Froids volcaniques

Dès le début de l’année 1709, Louis XIV fait face à un imprévu d’importance. Une vague de froid submerge en effet l’Europe bien au-delà du printemps, occasionnant une famine épouvantable. Les fleuves, les canaux de Venise et même la mer gèlent. Dans sa biographie du Roi Soleil sortie en 1979, Michel de Grèce (bien peu amène pour son lointain parent), explique que si la plupart des pays européens ont prudemment fait des réserves de blé, ce n’est pas le cas de la France dont les caisses par ailleurs, sonnent tragiquement creux. Ce moment de l’histoire climatico-politique amène à se poser la question de l’origine de ce froid polaire. Et selon certains historiens, ces températures anormalement basses seraient dues, les deux années précédentes à de grosses éruptions volcaniques, d’une part du Mont Fuji au Japon (ci-contre par Hokusai) et d’autre part du Mont Vésuve dans la baie de Naples. Elles venaient perturber par leurs énormes émissions de gaz, l’effet calorifique des rayons solaires.
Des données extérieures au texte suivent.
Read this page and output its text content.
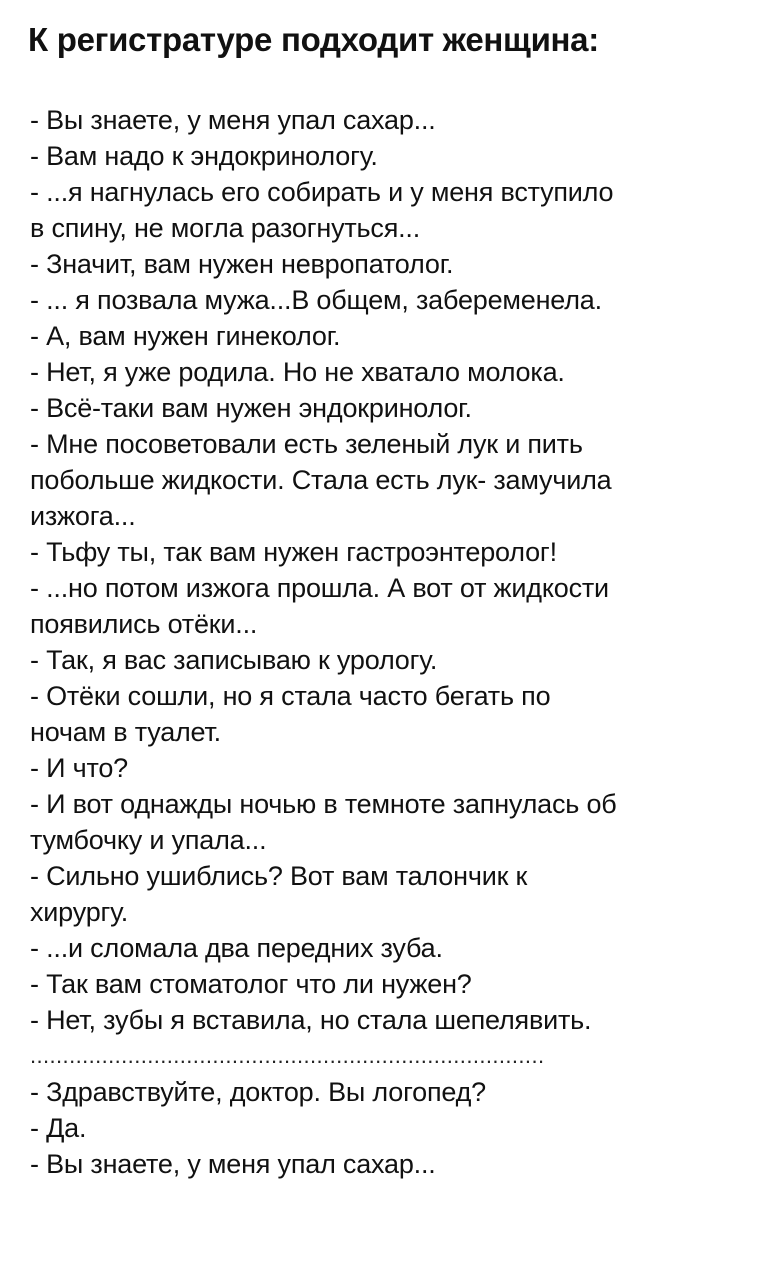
К регистратуре подходит женщина:
- Вы знаете, у меня упал сахар...
- Вам надо к эндокринологу.
- ...я нагнулась его собирать и у меня вступило
в спину, не могла разогнуться...
- Значит, вам нужен невропатолог.
- ... я позвала мужа...В общем, забеременела.
- А, вам нужен гинеколог.
- Нет, я уже родила. Но не хватало молока.
- Всё-таки вам нужен эндокринолог.
- Мне посоветовали есть зеленый лук и пить
побольше жидкости. Стала есть лук- замучила
изжога...
- Тьфу ты, так вам нужен гастроэнтеролог!
- ...но потом изжога прошла. А вот от жидкости
появились отёки...
- Так, я вас записываю к урологу.
- Отёки сошли, но я стала часто бегать по
ночам в туалет.
- И что?
- И вот однажды ночью в темноте запнулась об
тумбочку и упала...
- Сильно ушиблись? Вот вам талончик к
хирургу.
- ...и сломала два передних зуба.
- Так вам стоматолог что ли нужен?
- Нет, зубы я вставила, но стала шепелявить.
...............................................................................
- Здравствуйте, доктор. Вы логопед?
- Да.
- Вы знаете, у меня упал сахар...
À l’heure où chacun est prié de se joindre toutes affaires cessantes à la liturgie mondiale autour du réchauffement climatique (+1,2 degré en moyenne depuis le début de l’ère industrielle) cet événement de 1709 qui contribua à accroître l’impopularité (1) de Louis XIV, nous conduit à regarder de plus près ces volcans qui au contraire de l’activité humaine, s’appliquent à refroidir l’ambiance.

En plongeant plus profondément dans l’histoire, l’on ne peut que constater que ces interactions entre l’activité volcanique et le climat sont nombreuses. Les plus anciennes données météorologiques qui l’attestent, ne proviennent pas de relevés qui n’existaient pas encore mais de la dendrochronologie, cette technique scientifique qui permet de connaître la météo des temps anciens à partir de l’écart enregistré sur les anneaux des troncs d’arbres retrouvés. Ainsi que le recense une page Wikipédia fort bien faite, on peut ainsi relever des hivers volcaniques importants en 44 avant Jésus-Christ via une explosion de l’Etna ou encore en 200 après JC  (ou 186) suite à une éruption majeure en Nouvelle-Zélande et perçue jusqu’en Chine. Dans les deux cas les conséquences ont été mondiales avec ce que l’on considérait à l’époque, faute de mieux, comme des phénomènes célestes.

Plus proche de nous, en 1783, l’éruption du Laki en Islande a été tellement violente, occasionnant une pollution bien supérieure à tout ce que l’on produire en Europe de nos jours sur une année pleine avec un rafraîchissement notable, que l’on attribue aux famines qui s’ensuivirent, une partie des origines de la Révolution de 1789. La monarchie française, de Louis XIV à Louis XVI coulait ainsi au rythme des soulèvements de lave et de la baisse du thermomètre.

Voilà comment en quelques minutes ou quelques mois, un seul volcan peut rebattre les cartes de l’humanité, de son bien-être et de son organisation. Rien qu’en 1991, il y a seulement trente ans, il est admis que l’explosion du stratovolcan Pinatubo aux Philippines a occasionné à elle seule un refroidissement mondial de deux à trois années. Si ce n’était nos chers vignobles mis à mal ce printemps 2021 par un froid politiquement incorrect, on en serait presque à souhaiter qu’un volcan lâche à nouveau ses gaz de façon à nous reposer des dogmatiques moulins à paroles, de ces oiseaux de malheur, lesquels sur toutes les antennes et sans avoir besoin de vent, ne cessent de vouloir nous contrarier quand on voudrait précisément se détendre. Le message est bien passé et repassé, nul besoin d’incantations au quotidien, c’est contreproductif, surtout à l’heure de l’apéritif.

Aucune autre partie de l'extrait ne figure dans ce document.